We're programmed to live and then die and some aspects of aging are caused by the combined effect of many genes that are beneficial when young. But they have adverse effects at older ages.
Science, technology, engineering, and medicine have brought wonderful improvements in our lives. We have greater longevity and lower infant mortality thanks to plentiful food, clean water, affordable energy, antibiotics, vaccines, and more.
We've beaten back numerous infectious diseases. But in doing so we have created an environment much different than that which we evolved to survive. Genes that helped us survive in our evolutionary past, when lifespans were much shorter, may predispose us to chronic disease in old age. But it can go both ways, natural selection linked to modernization might also reduce the burden of some chronic diseases, according to a new paper.
We are programmed to live and then die and some aspects of aging are caused by the combined effect of many genes that are beneficial when young, but have adverse effects at older ages. Genes can influence a variety of traits and can also express themselves differently as we age (pleiotropy). The term antagonistic pleiotropy describes genes that can carry both beneficial and detrimental effects. Somewhat counter-intuitively evolution by natural selection can lead to antagonistic pleiotropy spreading in populations: The benefits received when young can outweigh the evolutionary disadvantages in old age. Some variants of the gene BRCA1 are, for example, beneficial to fertility. However, women who carry one of such variants of BRCA1 will – more likely than not – develop breast cancer by the age of 90.

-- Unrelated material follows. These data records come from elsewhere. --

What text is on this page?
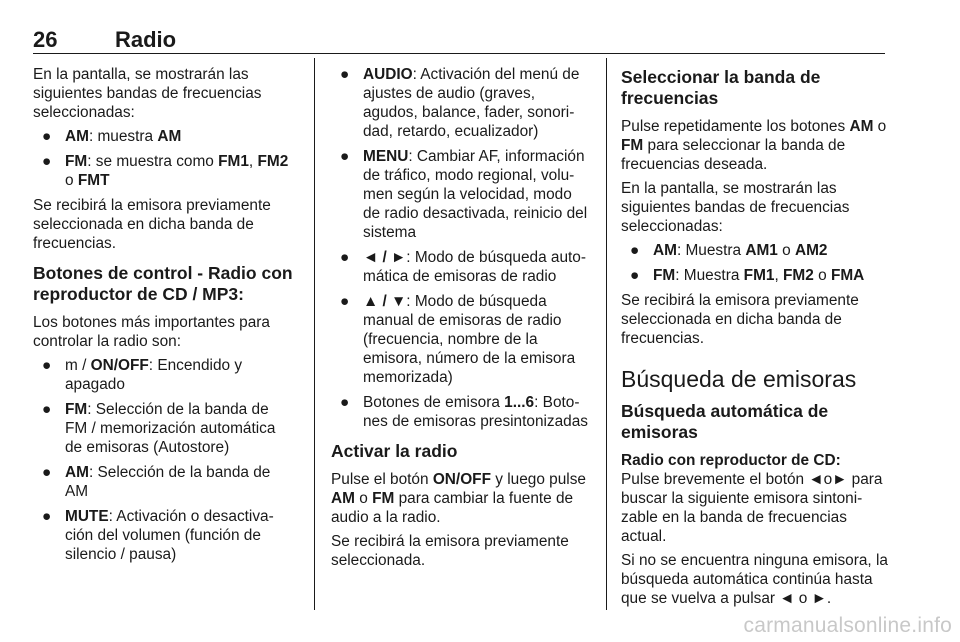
26	Radio

En la pantalla, se mostrarán las siguientes bandas de frecuencias seleccionadas:

● AM: muestra AM
● FM: se muestra como FM1, FM2 o FMT

Se recibirá la emisora previamente seleccionada en dicha banda de frecuencias.

Botones de control - Radio con reproductor de CD / MP3:

Los botones más importantes para controlar la radio son:

● m / ON/OFF: Encendido y apagado
● FM: Selección de la banda de FM / memorización automática de emisoras (Autostore)
● AM: Selección de la banda de AM
● MUTE: Activación o desactiva-ción del volumen (función de silencio / pausa)
● AUDIO: Activación del menú de ajustes de audio (graves, agudos, balance, fader, sonori-dad, retardo, ecualizador)
● MENU: Cambiar AF, información de tráfico, modo regional, volu-men según la velocidad, modo de radio desactivada, reinicio del sistema
● ◄ / ►: Modo de búsqueda auto-mática de emisoras de radio
● ▲ / ▼: Modo de búsqueda manual de emisoras de radio (frecuencia, nombre de la emisora, número de la emisora memorizada)
● Botones de emisora 1...6: Boto-nes de emisoras presintonizadas
Activar la radio

Pulse el botón ON/OFF y luego pulse AM o FM para cambiar la fuente de audio a la radio.

Se recibirá la emisora previamente seleccionada.

Seleccionar la banda de frecuencias

Pulse repetidamente los botones AM o FM para seleccionar la banda de frecuencias deseada.

En la pantalla, se mostrarán las siguientes bandas de frecuencias seleccionadas:

● AM: Muestra AM1 o AM2
● FM: Muestra FM1, FM2 o FMA

Se recibirá la emisora previamente seleccionada en dicha banda de frecuencias.

Búsqueda de emisoras
Búsqueda automática de emisoras
Radio con reproductor de CD:

Pulse brevemente el botón ◄o► para buscar la siguiente emisora sintoni-zable en la banda de frecuencias actual.

Si no se encuentra ninguna emisora, la búsqueda automática continúa hasta que se vuelva a pulsar ◄ o ►.

carmanualsonline.info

“It is clear that some mutations that benefit fertility have been favored by natural selection despite heavy costs in old age. It seems likely that these genes have contributed to the rise in chronic disease in modern societies, but it’s still uncertain if these genes are the main cause of that increase or just a minor contributing factor,” says Jacob Moorad, from the University of Edinburgh.
In contrast, the evolutionary impact of contemporary life on human health is difficult to establish: evolutionary change often requires many generations to leave an unambiguous trace in our genome. The review found “suggestive but not yet overwhelming” evidence that natural selection, the engine of evolution, is changing course in our modern times. Several studies in pre- and post-industrial populations point, for example, to a selection toward an extended fertility period in women.
So while bad nutrition in childhood can cause, for example, stunted growth, the environment also shapes natural selection. Natural selection can make some genes more – and others less – frequent in the population over time: Lactose-intolerance in adults, for example. It’s tempting to point to natural selection when we observe a particular change. However, particularly when the changes occurred recently, it is more likely that gene expression has changed, rather than that the genes themselves have adapted to a new environment.
Citation: Corbett S, Courtiol A, Lummaa V, Moorad J, Stearns S (2018), 'The transition to modernity and chronic disease: mismatch and natural selection', Nature Reviews Genetics, doi:10.1038/s41576-018-0012-3.